Check Point Research recently discovered three vulnerabilities in the “Microsoft Message Queuing” service, commonly known as MSMQ. These vulnerabilities were disclosed to Microsoft and patched in the April Patch Tuesday update. The most severe of these, dubbed QueueJumper by CPR (CVE-2023-21554), is a critical vulnerability that could allow unauthenticated attackers to remotely execute arbitrary code in the context of the Windows service process mqsvc.exe.
Check Point Research (CPR) is releasing this blog after the patch was implemented to raise awareness of this critical vulnerability and provide defense insights and mitigation recommendations for Windows users. We will release the full technical details later this month, giving users time to patch their machines before publicly disclosing the technical details.
According to Microsoft, Microsoft Message Queuing (“MSMQ” for short),
“is a message infrastructure and a development platform for creating distributed, loosely-coupled messaging applications for the Microsoft® Windows® operating system. Message Queuing applications can use the Message Queuing infrastructure to communicate across heterogeneous networks and with computers that may be offline. Message Queuing provides guaranteed message delivery, efficient routing, security, transaction support, and priority-based messaging.”
The most recent Microsoft documents discussing the service were updated in 2016. Some MSMQ experts published a blog post in January 2020 exploring the retiring trend of the service. Despite being considered a “forgotten” or “legacy” service, MSMQ is still available on all Windows operating systems, including the latest Windows Server 2022 and Windows 11 and is provided as an optional Windows component. Users can easily enable the service via the Control Panel or via PowerShell command “Install-WindowsFeature MSMQ-Services”.
The CVE-2023-21554 vulnerability allows an attacker to potentially execute code remotely and without authorization by reaching the TCP port 1801. In other words, an attacker could gain control of the process through just one packet to the 1801/tcp port with the exploit, triggering the vulnerability.
We now know the attack vector sends packets to the service port 1801/tcp. In order to have a better understanding of the potential impact in the real world of this service, CPR did a full Internet scan.
Surprisingly, we found that more than ~360,000 IPs have the 1801/tcp open to the Internet and are running the MSMQ service.
Note that this only includes the number of hosts facing the Internet and does not account for computers hosting the MSMQ service on internal networks, where the number should be far more.

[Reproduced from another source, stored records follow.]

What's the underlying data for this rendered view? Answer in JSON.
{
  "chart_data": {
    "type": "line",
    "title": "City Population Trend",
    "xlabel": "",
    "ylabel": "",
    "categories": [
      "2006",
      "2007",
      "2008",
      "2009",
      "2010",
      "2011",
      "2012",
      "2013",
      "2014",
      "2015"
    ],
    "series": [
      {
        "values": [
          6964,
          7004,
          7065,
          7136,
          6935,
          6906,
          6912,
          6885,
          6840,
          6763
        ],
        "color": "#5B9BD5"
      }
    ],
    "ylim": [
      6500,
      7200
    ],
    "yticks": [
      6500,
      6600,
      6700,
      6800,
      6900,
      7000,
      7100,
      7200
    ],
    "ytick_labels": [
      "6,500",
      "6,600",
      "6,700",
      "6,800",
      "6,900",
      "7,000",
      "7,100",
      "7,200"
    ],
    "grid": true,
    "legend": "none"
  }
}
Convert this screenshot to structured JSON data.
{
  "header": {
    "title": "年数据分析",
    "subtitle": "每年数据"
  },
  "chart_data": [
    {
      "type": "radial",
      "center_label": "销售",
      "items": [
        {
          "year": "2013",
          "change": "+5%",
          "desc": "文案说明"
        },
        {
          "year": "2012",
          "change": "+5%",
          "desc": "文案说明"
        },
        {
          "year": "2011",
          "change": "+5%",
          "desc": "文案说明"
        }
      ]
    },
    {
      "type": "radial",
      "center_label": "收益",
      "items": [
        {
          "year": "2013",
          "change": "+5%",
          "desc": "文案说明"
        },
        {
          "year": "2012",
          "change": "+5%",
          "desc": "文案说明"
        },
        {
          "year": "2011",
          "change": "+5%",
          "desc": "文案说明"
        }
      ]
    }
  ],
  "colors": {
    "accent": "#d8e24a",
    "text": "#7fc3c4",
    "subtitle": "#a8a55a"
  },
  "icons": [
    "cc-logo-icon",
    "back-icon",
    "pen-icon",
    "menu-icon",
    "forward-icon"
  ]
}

The MSMQ service is a “middleware” service that some popular software relies on. When the user installs the popular software, the MSMQ service is enabled on Windows, which may be done without the user’s knowledge.
For example, CPR saw that when installing the official Microsoft Exchange Server, the setup wizard app would enable the MSMQ service in the background if the user selects the “Automatically install Windows Server roles and features that are required to install Exchange” option, which is recommended by Microsoft.
After the installation, the MSMQ service is automatically enabled:
So, it leaves the Exchange Server running with the MSMQ service on the same machine.
The important takeaway is that if MSMQ is enabled on a server, the attacker could potentially exploit this or any MSMQ vulnerability and take over the server. Therefore, we highly recommend administrators to check their servers carefully and follow the listed protection and mitigation recommendations.
We recommend all Windows admins check their servers and clients to see if the MSMQ service is installed. You can check if there is a service running named ‘Message Queuing’, and TCP port 1801 is listening on the computer. If it is installed, double-check if you need it. Closing unnecessary attack surfaces is always a very good security practice.
For this particular vulnerability we discussed, we recommend users install Microsoft’s official patch as soon as possible. If your business requires MSMQ but is unable to apply Microsoft’s patch right now, you may block the inbound connections for 1801/tcp from untrusted sources with Firewall rules (for example, blocking Internet connections to 1801/tcp for Internet-facing machines), as a workaround.
Check Point IPS has developed and deployed a signature named “Microsoft Message Queuing Remote Code Execution (CVE-2023-21554)” to detect and protect our customers against the QueueJumper vulnerability.